Friday, August 24, 2007

Will the Texas State Board of Education Oppose Teaching ID?

Lightseeker at Texas Kaos takes heart in a Houston Chronicle article assessing the views of the Texas State Board of Education members on the teaching of evolution versus intelligent design in the schools. The board is scheduled to revise the science curriculum in the 2007-2008 calendar, and many expect proponents of intelligent design to launch an aggressive campaign to include the teaching of ID in the classroom.

First the good news:

In Interviews with The Dallas Morning News, 10 of the board's 15 members said they wouldn't support requiring the teaching of intelligent design. One board member said she was open to the idea. Four board members didn't respond to the newspaper's phone calls.....

Other board members who said they believe the curriculum should continue to include evolution and not be changed to accommodate intelligent design were: Geraldine "Tincy" Miller, R-Dallas; Barbara Cargill, R-The Woodlands; Gail Lowe, R-Lampasas; Bob Craig, R-Lubbock; Mavis Knight, D-Dallas; Rick Agosto, D-San Antonio; Lawrence Allen, D-Houston; and Mary Helen Berlanga, D-Corpus Christi.

Note that Gail Lowe, who calls herself a creationist, represents District 14, including Denton County.

And then there is this reassuring quote.

"Creationism and intelligent design don't belong in our science classes," said Board of Education Chairman Don McLeroy, who described himself as a creationist. "Anything taught in science has to have consensus in the science community and intelligent design does not."

It's reassuring, because McElroy's appointment last month by Governor Rick Perry kicked up a firestorm of protest over concerns that he was an anti-science, religious ideologue. We should take McElroy's quote to mean that evolution will be taught in our public schools according to scientific consensus, right?

Maybe not. Here's another quote from the Houston Chron article by McLeroy.

McLeroy, R-College Station, said he doesn't want to change the existing requirement that evolution be taught in high school biology classes. But he joined several of his colleagues in arguing that biology textbooks should cover the weaknesses of the theory of evolution [emphasis added].

The Texas Freedom Network highlighted a speech McLeroy delivered to the Grace Bible Church in 2005.

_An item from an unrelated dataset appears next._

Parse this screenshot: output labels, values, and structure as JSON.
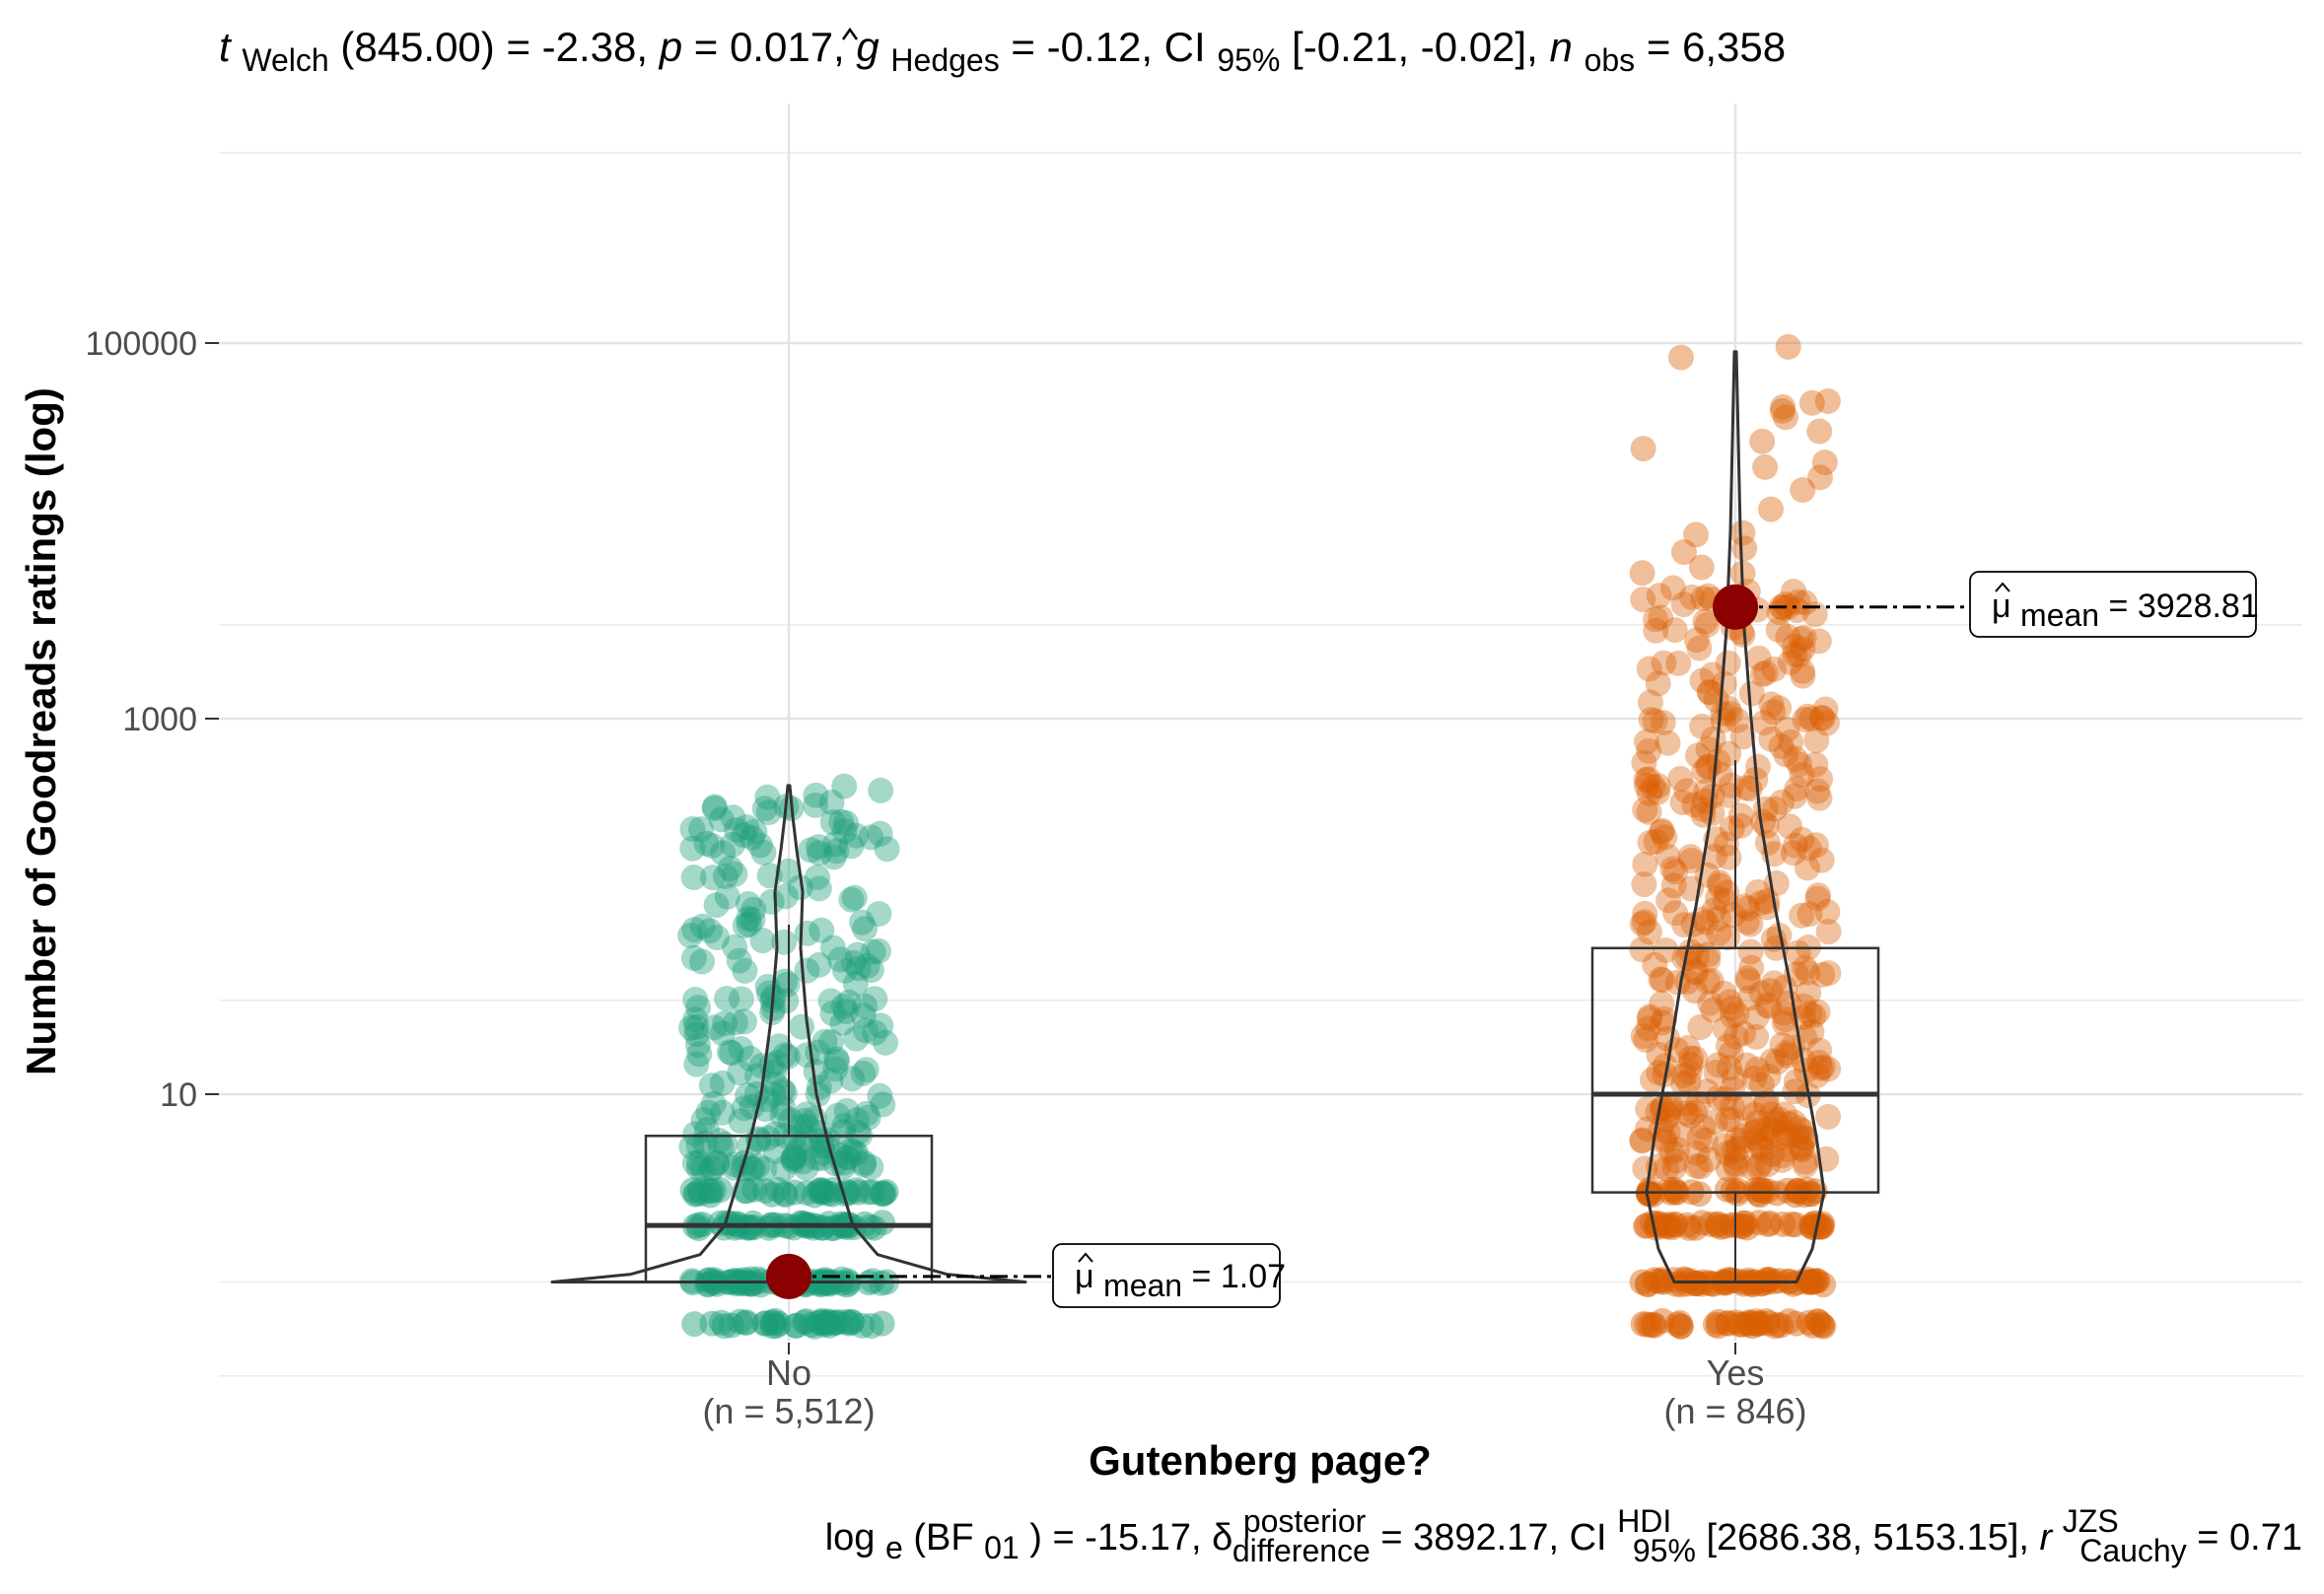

McLeroy recounted the controversy over teaching evolution during the State Board of Education’s adoption of new biology textbooks in 2003. McLeroy was one of only four members on the 15-member panel who voted to reject the textbooks. Those four members argued that the textbooks failed to discuss what they called the “weaknesses” of evolutionary theory. They were backed by the Discovery Institute, a Seattle-based organization that opposes evolution and promotes “intelligent design” as an alternative. McLeroy said:

“It was only the four really conservative, orthodox Christians on the board [who] were willing to stand up to the textbooks and say they don’t present the weaknesses of evolution. Amazing."

So don't think for one minute that Perry appointed McLeroy to be chairman of the board with the concession that he not advocate his views on creationism. The "weaknesses" argument is code for ID, which in turn is creationism wrapped up in enough jargon to make a claim that it passes scientific muster. It doesn't, but that's for another post.

TFN leaves us with this warning.

In the 2006 elections, religious conservatives increased their numbers on the state board to eight – a majority. The board is currently overhauling all public school curriculum standards. The board is scheduled to take up revisions to science standards – including standards dealing with evolution – in 2007-08.

Even Lightseeker warns us to "pay attention, even while celebrating this , apparent, step forward."